If the result is confirmed by further studies, it indicates an easy change in the medication routine for those with high blood pressure, which is a risk factor for type 2 diabetes.
University of California, Los Angeles endocrinologist Matthew Freeby, who was not involved in the latest studies, called the trial “very well done”, and its findings “compelling”. Thursday’s papers are among a recent string of studies that link sleep patterns-or disruption of sleep-with development of diabetes and problems with high blood pressure.
These patients were divided into two groups.
Taking blood pressure pills at bedtime rather than in the morning not only reduces BP while asleep but also lowers the risk of developing Type 2 diabetes, promising research has revealed. All three classes of medication were associated with a reduced risk of type 2 diabetes when taken at bedtime, the researchers found. Previous studies have shown that non-dippers are at higher risk of “cardiovascular events” such as heart attacks and stroke.
For this study, Dr. Hermida and team looked at more than 2,000 hypertensive men and women with an average age of 53.
After an average of 5.9 years of follow-up, 190 participants had developed type 2 diabetes.

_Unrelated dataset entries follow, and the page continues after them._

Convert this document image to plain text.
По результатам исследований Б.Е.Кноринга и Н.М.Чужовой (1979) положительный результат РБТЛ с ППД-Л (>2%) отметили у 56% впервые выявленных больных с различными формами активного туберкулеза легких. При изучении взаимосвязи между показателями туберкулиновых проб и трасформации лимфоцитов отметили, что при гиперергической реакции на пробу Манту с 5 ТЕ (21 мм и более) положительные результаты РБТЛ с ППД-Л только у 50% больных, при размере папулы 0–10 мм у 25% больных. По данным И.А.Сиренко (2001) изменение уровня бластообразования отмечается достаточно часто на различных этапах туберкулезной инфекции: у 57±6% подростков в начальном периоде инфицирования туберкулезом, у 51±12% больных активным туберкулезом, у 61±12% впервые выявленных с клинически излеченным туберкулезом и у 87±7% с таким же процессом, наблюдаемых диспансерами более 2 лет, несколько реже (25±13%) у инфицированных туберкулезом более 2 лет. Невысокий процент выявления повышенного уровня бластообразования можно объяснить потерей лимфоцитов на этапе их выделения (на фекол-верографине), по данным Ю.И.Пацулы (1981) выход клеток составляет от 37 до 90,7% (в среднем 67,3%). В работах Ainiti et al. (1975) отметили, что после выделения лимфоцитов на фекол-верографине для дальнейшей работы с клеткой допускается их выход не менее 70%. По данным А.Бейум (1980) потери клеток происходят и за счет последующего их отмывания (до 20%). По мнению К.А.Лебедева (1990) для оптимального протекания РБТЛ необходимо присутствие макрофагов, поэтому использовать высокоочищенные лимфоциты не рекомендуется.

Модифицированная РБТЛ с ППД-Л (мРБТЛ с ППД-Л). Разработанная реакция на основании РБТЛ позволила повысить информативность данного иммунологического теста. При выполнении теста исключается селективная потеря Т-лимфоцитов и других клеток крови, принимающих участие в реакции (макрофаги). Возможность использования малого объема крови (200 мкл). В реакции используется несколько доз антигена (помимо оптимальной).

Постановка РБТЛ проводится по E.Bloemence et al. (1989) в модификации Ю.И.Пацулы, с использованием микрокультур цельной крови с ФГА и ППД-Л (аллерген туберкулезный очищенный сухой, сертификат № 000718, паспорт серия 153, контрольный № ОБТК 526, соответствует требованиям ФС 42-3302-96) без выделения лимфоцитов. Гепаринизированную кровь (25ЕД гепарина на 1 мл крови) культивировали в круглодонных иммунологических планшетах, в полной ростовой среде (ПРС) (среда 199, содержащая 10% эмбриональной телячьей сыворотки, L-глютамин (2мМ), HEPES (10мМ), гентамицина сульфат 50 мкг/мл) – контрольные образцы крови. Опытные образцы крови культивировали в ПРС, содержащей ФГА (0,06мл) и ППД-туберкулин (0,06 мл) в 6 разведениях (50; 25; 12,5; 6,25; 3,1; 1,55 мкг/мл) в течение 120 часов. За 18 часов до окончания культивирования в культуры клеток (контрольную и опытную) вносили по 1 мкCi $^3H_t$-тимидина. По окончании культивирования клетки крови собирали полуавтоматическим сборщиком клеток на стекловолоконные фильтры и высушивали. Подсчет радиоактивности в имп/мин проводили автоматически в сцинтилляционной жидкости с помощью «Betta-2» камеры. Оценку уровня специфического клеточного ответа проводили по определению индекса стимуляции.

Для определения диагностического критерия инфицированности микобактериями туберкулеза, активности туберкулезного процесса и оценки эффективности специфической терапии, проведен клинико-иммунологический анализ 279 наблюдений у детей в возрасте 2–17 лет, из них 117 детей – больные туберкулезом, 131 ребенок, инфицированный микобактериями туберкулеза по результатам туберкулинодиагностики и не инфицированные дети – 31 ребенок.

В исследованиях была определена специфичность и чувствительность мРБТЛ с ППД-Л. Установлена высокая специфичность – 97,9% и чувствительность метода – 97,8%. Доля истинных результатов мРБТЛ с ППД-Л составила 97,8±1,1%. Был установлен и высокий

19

In the first paper, the authors detail their work proving the concept that reducing BP during hours of sleep represents a target for intervention to prevent new cases of diabetes.
High blood pressure costs the U.S. an estimated $46 billion every year. Patients were randomized to receive hypertension medication, either in the morning upon awakening or at night prior to bed. For those on ACE inhibitors at night, the odds went down 69 percent.
Patients were randomised to ingest all their prescribed hypertension medications upon awakening or the entire daily dose of one or more of them at bedtime. The importance of blood pressure at night. Patients’ blood pressure was monitored for 48-hour periods at least once a year-or more frequently if medication was adjusted-to accurately gauge blood pressure during the day and at night. Treatment at night versus morning.
In a large clinical trial conducted in Spain and published Wednesday in the journal Diabetologia, that hypothesis turned out to be true.